Mercury’s approximate setting time for various latitudes in early June 2020:
40 degrees north latitude:
Mercury sets 110 minutes (1 5/6 hours) after the sun
Equator (0 Degrees latitude):
Mercury sets 100 minutes (1 2/3 hours) after the sun
35 degrees south latitude:
Mercury sets 90 minutes (1 1/2 hours) after the sun
In early June, Mercury is roughly midway through its two-month stint as an evening “star.” Mercury, the innermost planet, first entered the evening sky (at superior conjunction) on May 4, 2020, and will leave the evening sky (at inferior conjunction) on July 1, 2020. See the diagram below.
Although Mercury is coming closer to Earth each day, its phase is also shrinking. (You need a telescope to view Mercury’s phases, however.) Mercury’s shrinking phase causes Mercury to dim day by day, possibly to disappear in the glow of dusk after several more days. For instance, Mercury’s disk was 70 percent illuminated by sunshine on May 21, 2020. Its disk is now about 40 percent illuminated, and it will be only 30% illuminated on June 8, 2020.

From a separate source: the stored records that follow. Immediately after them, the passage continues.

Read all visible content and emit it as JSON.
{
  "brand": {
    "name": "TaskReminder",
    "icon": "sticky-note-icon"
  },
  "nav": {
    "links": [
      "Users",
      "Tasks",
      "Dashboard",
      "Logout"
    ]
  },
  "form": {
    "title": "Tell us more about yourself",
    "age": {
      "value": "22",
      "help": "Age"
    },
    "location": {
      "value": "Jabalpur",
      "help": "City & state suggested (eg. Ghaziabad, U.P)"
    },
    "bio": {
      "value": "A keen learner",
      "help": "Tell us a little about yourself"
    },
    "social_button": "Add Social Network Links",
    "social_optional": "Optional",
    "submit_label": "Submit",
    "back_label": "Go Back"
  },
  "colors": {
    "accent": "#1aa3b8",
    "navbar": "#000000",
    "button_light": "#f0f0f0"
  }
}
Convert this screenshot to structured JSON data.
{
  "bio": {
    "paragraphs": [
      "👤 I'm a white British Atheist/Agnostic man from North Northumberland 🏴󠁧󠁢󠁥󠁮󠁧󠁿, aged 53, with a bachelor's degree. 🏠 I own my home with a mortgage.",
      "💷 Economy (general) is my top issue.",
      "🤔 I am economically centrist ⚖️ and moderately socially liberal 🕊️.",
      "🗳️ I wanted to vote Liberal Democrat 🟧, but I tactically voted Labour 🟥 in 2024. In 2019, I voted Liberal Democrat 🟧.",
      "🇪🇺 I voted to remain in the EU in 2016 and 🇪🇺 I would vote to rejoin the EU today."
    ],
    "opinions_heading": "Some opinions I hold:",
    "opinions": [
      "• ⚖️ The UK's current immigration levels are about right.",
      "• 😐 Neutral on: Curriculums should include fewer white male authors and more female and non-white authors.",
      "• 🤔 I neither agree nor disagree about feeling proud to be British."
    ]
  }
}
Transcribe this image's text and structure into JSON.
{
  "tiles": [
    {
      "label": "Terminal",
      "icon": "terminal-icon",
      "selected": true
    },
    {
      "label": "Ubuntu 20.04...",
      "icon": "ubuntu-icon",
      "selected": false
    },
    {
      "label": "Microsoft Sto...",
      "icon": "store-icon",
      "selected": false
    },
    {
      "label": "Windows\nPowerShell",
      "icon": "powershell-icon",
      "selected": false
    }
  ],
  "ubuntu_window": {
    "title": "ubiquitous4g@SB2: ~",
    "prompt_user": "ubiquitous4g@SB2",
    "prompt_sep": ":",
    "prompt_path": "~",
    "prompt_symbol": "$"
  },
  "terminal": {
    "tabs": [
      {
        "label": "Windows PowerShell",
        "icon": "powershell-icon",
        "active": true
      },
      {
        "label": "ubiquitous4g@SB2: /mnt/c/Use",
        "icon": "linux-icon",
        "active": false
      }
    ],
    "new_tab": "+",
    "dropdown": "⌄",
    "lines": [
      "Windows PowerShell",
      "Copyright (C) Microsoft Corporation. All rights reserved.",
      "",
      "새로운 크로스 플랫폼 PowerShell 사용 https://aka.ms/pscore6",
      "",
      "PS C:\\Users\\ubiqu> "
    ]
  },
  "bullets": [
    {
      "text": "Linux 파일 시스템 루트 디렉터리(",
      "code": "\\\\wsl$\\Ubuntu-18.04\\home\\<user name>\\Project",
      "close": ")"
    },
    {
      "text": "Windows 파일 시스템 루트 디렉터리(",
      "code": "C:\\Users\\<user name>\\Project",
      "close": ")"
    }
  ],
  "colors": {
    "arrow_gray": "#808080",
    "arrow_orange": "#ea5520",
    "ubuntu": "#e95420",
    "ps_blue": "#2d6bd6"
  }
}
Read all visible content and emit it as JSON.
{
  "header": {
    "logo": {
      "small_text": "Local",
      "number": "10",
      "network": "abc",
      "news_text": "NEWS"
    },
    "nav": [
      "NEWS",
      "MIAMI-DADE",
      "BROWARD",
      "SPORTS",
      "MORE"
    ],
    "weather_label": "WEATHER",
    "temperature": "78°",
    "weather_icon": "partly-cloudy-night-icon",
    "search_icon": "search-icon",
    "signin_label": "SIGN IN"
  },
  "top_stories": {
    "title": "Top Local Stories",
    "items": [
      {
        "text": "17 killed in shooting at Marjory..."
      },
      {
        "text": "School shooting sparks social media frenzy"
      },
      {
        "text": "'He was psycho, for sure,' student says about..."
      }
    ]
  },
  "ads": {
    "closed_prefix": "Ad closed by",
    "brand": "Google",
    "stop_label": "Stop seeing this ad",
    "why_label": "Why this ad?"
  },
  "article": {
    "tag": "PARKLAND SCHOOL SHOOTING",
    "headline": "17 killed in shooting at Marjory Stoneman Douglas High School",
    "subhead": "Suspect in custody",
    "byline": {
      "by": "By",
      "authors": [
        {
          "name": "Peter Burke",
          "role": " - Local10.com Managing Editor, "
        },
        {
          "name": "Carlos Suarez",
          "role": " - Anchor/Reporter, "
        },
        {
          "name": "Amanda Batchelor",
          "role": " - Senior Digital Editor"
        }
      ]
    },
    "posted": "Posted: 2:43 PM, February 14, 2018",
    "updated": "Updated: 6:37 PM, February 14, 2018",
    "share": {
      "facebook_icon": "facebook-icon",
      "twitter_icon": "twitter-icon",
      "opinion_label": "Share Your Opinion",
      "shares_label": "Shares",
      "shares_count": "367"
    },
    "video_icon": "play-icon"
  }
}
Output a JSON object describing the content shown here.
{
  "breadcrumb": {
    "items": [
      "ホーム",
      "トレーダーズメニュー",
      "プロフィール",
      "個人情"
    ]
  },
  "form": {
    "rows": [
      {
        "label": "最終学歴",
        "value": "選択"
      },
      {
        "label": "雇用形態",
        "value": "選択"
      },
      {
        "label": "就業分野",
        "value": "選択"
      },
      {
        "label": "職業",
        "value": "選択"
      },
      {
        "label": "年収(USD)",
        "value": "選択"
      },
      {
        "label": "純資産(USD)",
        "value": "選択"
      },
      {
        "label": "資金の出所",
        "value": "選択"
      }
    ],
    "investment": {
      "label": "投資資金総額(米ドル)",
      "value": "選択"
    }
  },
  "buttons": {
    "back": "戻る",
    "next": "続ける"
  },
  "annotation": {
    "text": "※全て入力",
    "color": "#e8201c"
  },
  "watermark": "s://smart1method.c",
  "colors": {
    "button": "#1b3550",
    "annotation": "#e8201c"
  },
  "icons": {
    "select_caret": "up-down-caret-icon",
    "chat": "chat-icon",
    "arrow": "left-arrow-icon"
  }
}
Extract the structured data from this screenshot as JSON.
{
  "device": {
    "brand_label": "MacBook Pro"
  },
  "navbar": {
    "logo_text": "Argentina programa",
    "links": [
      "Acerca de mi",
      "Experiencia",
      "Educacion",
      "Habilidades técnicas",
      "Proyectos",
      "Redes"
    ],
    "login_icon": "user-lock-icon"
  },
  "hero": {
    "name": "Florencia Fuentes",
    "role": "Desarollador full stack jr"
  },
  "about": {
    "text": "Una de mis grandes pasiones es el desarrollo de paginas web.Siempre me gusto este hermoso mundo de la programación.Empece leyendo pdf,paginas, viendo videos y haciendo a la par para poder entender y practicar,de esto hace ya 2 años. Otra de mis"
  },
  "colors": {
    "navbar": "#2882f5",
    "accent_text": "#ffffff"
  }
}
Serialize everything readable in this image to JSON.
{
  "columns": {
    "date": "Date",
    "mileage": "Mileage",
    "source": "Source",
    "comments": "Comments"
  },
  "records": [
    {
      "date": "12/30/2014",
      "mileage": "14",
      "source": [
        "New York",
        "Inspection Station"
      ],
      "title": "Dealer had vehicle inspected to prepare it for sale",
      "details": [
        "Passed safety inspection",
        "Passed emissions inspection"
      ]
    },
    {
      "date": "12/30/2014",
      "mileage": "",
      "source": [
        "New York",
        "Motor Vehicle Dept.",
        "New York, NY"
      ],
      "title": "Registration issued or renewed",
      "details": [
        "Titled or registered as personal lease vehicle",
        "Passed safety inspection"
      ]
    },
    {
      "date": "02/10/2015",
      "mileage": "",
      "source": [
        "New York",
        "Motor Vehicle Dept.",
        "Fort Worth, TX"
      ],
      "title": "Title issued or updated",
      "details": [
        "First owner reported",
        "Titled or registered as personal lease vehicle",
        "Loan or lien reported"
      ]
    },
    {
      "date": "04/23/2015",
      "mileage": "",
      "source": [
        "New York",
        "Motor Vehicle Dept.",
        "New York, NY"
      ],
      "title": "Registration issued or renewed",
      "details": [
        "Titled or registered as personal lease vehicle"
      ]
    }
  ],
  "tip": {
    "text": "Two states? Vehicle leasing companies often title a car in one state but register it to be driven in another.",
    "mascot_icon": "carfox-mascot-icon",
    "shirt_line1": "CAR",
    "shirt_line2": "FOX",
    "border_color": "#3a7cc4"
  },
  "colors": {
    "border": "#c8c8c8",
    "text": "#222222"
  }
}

On June 8, 2020, Mercury will be only about two-thirds as bright as it is now. By June 10, Mercury will be only half as bright.
If you haven’t yet caught Mercury in the evening sky, don’t wait around. Day by day, Mercury will be dimming in the evening sky and beginning to sink sunward. Find an unobstructed horizon in the direction of sunset, shortly after the sun goes down. Then look westward, seeking for Mercury near the sunset point.
Bottom line: Mercury’s greatest elongation – its greatest apparent distance from the sunset – comes on June 4, 2020, at about 13:00 UTC.